Et ces marabouts qui accompagnent l’équipe ; l’avez-vous connu en votre temps ?
Je n’ai jamais vu ça quand j’étais entraîneur sélectionneur des Lions en 2001. Là aussi, on n’a pas tiré les leçons de ce qu’on a vu en Angola. Et là aussi, j’avais eu à intervenir dans une chaîne de radio ou de télévision pour dire que Dieu et les sorciers ne vont pas ensemble. Vous ne pouvez pas en même temps suivre Dieu et les sorciers, ce que vous appelez marabout. Dieu est tellement jaloux. Il dit qu’il n’y a que lui en qui on doit croire. C’est Dieu lui-même qui a créé le sorcier qu’on appelle Lucifer. Il lui a certainement laissé certains pouvoirs comme il voulait se comparer à lui. Et il lui a dit que je te prouverai partout que je suis au-dessus de toi. Et c’est ce qui se passe. Dieu vous montre que si vous faites semblant d’être avec lui, et en même temps vous êtes avec des marabouts, vous ne verrez même plus Dieu et il sait où il vous sanctionne. Je croyais qu’on avait tiré les leçons de la Can, mais si on parle encore des marabouts en Afrique du sud, ça veut dire que nous étions dans un groupe où il y avait un fourre-tout. Personne n’a donc cherché à résoudre le problème qui se posait. Et comme à force de couvrir et étouffer un problème, à un certain moment, quand le couvercle ne peut plus tenir, ça explose. Et c’est pourquoi on a assisté à tout ce qui s’est passé en Afrique du sud. Ça fait honte à notre pays.


Comment en sortir ?

Je crois que le plus tôt est le mieux. Il faut mettre tous ces problèmes sur la table et refonder l’équipe nationale. Déjà, le ministre des Sports a eu une très belle initiative d’organiser le forum sur le football dernièrement. Je crois que de très bonnes résolutions sont sorties de ce forum. Il reste maintenant de les mettre en chantier. Il reste de les mettre en chantier pour ce qui concerne le football au Cameroun. A propos de l’équipe nationale qui ne doit être que le reflet d’une bonne organisation du football dans un pays, il faut mettre tous les problèmes sur la table et les analyser froidement, cyniquement et trouver des solutions. Le décollage de notre football doit se faire avec le label Cameroun ; avec des entraîneurs Camerounais. On a longtemps essayé avec ces expatriés, on ne voit pas ce que ça nous a apporté. Je crois que sauf si on est tous des imbéciles dans ce pays, pour ne pas le comprendre et essayer de changer, parce qu’il n’y a que des imbéciles qui ne changent pas. Qu’on fasse confiance aux entraîneurs Camerounais. Je crois qu’aujourd’hui, la majorité des Camerounais est tout à fait d’accord qu’on fasse aussi avec. Même s’il faut qu’on aille échouer. On va dire qu’ils ont aussi échoué. Les autres échouent, mais avec les leurs.

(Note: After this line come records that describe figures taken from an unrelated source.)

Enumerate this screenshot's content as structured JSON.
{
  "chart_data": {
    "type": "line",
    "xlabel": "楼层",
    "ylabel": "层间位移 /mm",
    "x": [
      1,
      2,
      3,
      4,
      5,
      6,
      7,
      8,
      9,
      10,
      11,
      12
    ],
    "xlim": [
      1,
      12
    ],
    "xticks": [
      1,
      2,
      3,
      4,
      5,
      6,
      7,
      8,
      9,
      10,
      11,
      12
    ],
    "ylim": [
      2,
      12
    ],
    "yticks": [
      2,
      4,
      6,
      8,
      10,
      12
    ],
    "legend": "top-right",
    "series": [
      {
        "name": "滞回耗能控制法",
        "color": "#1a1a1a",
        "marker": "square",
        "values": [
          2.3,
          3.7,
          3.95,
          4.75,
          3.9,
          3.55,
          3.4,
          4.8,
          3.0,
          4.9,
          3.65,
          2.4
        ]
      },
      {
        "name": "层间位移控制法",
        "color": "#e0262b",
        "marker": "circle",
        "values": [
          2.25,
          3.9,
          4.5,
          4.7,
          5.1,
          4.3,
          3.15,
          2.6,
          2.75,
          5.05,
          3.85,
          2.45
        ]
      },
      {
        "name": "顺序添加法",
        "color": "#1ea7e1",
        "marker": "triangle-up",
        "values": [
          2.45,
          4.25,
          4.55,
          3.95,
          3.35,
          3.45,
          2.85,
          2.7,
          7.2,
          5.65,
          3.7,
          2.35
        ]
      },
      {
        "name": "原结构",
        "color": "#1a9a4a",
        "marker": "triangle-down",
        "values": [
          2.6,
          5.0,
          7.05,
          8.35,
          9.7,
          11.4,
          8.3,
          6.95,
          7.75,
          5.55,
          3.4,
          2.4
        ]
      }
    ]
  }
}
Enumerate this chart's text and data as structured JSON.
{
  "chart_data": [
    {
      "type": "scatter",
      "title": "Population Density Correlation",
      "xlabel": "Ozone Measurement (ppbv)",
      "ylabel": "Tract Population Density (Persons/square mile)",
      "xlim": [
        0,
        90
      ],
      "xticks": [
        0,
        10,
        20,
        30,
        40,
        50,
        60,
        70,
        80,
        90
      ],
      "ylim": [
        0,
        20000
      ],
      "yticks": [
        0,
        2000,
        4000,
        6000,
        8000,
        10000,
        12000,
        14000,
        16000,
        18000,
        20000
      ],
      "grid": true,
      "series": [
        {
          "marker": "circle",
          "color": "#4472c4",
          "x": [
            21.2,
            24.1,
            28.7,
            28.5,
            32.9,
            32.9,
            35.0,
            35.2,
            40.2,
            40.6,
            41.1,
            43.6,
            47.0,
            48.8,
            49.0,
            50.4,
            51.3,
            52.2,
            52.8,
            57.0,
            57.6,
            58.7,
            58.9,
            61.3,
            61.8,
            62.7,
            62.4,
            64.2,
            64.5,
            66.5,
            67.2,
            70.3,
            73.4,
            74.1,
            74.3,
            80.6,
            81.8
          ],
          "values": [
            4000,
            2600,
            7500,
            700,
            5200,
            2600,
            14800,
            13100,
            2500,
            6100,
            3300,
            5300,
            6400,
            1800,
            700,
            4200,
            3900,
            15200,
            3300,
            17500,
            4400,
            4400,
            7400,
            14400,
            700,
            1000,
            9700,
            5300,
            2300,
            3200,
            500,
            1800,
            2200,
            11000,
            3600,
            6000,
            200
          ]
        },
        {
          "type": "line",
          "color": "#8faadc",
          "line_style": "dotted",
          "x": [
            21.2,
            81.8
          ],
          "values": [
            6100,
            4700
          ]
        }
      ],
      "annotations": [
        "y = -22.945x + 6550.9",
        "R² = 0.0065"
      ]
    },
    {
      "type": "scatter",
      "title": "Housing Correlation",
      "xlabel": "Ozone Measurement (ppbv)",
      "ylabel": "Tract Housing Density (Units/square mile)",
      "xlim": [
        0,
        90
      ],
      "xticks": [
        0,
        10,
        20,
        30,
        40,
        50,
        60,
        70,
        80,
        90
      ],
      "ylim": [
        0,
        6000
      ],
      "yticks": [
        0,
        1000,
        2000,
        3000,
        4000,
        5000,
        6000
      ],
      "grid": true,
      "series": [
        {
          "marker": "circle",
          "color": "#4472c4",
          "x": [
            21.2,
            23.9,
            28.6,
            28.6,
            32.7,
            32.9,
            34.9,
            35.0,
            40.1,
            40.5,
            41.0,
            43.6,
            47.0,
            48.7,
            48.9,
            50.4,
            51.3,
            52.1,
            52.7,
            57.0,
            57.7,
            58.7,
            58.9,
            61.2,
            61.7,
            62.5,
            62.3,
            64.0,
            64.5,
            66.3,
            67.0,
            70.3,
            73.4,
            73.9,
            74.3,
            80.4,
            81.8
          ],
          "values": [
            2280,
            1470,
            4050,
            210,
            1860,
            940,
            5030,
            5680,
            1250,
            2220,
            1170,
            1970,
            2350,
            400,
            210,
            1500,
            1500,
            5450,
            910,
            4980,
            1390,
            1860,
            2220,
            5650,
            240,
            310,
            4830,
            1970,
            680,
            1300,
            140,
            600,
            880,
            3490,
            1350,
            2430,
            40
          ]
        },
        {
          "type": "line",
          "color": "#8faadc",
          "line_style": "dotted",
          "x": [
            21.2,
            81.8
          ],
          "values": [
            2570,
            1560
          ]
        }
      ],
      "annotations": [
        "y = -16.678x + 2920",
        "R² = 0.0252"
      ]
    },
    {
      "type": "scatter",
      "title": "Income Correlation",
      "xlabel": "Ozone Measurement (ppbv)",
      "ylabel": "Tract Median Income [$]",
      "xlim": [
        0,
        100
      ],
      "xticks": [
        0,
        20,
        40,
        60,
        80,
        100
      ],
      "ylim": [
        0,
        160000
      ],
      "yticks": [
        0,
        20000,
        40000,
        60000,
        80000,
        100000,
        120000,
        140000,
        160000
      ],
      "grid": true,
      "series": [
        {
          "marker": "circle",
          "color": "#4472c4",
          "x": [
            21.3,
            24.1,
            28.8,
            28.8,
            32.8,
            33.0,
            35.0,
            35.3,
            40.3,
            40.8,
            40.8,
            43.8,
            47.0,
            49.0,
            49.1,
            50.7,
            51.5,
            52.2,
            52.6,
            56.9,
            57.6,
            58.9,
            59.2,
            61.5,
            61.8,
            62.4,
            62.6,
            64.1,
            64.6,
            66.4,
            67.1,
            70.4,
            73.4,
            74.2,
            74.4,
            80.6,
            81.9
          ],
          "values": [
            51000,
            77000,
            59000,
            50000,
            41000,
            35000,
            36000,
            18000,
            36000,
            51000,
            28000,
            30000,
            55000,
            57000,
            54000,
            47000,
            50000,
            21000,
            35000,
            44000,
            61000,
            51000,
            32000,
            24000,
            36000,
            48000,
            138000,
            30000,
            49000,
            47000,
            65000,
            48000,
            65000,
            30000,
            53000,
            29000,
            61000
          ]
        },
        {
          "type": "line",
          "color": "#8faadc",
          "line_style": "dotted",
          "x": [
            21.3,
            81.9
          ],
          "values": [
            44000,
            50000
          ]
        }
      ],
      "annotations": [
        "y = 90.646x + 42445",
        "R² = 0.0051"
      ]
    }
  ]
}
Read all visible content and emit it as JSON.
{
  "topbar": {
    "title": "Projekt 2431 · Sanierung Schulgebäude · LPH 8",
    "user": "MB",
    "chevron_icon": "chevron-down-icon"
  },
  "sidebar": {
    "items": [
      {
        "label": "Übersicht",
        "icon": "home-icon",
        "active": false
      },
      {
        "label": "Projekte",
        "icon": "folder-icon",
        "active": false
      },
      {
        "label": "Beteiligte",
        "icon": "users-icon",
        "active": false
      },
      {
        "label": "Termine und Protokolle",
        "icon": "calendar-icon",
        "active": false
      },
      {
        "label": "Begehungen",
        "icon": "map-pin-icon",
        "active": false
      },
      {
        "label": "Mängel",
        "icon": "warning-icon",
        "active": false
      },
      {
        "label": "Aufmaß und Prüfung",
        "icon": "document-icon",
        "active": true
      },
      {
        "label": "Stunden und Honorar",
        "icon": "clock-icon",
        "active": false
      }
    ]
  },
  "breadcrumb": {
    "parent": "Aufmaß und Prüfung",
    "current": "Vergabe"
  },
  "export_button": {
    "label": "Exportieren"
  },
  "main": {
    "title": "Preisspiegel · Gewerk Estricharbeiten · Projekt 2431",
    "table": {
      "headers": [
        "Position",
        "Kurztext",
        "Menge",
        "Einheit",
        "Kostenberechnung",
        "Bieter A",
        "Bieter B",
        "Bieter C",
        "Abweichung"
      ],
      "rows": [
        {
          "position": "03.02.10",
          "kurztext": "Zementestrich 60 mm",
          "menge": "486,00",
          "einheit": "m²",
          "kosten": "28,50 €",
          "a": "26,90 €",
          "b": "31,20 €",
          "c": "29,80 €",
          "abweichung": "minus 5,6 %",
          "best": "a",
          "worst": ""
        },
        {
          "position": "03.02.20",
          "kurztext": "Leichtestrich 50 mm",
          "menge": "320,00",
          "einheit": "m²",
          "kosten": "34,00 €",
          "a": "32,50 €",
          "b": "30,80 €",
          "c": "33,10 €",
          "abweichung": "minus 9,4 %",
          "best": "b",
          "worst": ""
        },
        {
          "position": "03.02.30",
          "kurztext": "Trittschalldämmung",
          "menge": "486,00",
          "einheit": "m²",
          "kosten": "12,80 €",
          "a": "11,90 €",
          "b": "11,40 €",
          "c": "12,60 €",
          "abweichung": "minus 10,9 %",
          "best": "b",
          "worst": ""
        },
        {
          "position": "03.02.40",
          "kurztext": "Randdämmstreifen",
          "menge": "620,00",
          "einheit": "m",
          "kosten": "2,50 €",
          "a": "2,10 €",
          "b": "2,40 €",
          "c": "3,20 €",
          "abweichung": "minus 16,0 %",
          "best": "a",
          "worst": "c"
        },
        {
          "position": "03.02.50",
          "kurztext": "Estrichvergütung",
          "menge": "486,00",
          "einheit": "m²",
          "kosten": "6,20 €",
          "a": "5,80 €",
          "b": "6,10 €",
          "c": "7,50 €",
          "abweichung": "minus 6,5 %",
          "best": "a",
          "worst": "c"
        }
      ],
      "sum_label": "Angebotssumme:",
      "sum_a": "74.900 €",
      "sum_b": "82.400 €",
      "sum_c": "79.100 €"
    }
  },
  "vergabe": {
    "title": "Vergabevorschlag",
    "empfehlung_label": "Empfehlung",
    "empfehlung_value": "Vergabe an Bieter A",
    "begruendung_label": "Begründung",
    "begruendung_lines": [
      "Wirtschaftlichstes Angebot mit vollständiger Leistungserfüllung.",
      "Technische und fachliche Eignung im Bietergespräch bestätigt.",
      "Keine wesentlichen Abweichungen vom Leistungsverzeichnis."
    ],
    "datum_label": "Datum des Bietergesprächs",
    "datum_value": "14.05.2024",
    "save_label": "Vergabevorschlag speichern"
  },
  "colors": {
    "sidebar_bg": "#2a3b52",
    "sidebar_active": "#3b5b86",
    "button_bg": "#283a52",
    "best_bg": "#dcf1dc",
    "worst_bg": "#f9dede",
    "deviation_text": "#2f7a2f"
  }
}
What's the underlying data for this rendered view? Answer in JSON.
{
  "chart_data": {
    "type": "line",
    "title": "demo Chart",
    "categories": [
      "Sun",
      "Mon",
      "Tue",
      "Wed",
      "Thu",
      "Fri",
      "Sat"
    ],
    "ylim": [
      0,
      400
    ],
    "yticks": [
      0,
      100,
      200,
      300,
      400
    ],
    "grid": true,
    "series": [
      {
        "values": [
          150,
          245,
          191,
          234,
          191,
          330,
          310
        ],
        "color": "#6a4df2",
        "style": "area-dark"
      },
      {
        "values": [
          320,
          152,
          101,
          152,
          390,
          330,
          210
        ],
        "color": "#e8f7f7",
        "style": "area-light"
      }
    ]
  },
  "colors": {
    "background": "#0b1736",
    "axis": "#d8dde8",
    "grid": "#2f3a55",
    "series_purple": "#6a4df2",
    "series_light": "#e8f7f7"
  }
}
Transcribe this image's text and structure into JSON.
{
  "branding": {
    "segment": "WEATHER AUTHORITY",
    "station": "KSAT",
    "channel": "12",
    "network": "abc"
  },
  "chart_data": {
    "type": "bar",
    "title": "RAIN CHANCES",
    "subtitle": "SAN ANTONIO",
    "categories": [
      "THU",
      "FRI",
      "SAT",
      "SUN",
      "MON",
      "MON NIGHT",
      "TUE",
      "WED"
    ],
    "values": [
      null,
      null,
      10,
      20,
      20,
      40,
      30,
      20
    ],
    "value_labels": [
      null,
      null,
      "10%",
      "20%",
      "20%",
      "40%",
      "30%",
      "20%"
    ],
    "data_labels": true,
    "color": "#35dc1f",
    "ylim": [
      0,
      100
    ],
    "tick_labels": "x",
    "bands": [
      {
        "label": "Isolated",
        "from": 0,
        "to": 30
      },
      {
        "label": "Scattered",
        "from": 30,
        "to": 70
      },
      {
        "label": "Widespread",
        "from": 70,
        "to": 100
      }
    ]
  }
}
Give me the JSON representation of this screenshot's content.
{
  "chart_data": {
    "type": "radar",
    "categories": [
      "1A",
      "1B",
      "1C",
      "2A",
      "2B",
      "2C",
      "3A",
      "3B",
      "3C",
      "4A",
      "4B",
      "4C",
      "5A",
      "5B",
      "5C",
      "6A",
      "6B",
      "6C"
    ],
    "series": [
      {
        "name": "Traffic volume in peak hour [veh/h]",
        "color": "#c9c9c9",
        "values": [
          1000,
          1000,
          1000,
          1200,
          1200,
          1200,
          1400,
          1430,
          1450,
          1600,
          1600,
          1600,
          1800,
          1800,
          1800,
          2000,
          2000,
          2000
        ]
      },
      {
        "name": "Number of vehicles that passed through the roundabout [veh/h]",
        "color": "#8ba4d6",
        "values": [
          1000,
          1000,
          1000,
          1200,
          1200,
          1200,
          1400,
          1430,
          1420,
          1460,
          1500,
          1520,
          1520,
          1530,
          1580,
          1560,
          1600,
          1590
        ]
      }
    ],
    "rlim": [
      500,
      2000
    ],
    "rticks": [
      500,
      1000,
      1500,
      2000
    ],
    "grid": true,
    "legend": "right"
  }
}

On l’a souvent fait, mais pas avec les mêmes moyens…

Qu’on donne les mêmes moyens aux entraîneurs locaux, comme on les donne aux Blancs facilement. Vous verrez qu’ils feront vraiment du travail et même peut-être mieux que ces expatriés qu’on nous amène et qui finalement deviennent des mercenaires. Et pour le faire, il faudrait qu’on voie les compétences des uns et des autres. Parce que là aussi, il y a trop de favoritisme, trop de fantaisie quand il faut nommer les entraîneurs nationaux. Je rappelle ici que tout comme un joueur, l’équipe nationale est une consécration pour tout entraîneur. Et la consécration c’est par rapport au vécu que vous avez au niveau des clubs, au moins pendant cinq à dix ans. On voit d’abord le travail que vous avez abattu avant de vous confier une responsabilité au niveau national. Or ici, quand on veut nommer un national, c’est par intérim. Et c’est le tribalisme qui prévaut, c’est le favoritisme. On va prendre quelqu’un qui n’a jamais entraîné nulle part, on le propulse au niveau national. Il faudrait qu’on dépasse ces considérations, surtout que ça n’apporte jamais les résultats. Qu’on confie l’équipe aux gens qui méritent. Et les gens qui méritent ont un vécu expérientiel, ils ont déjà travaillé ailleurs.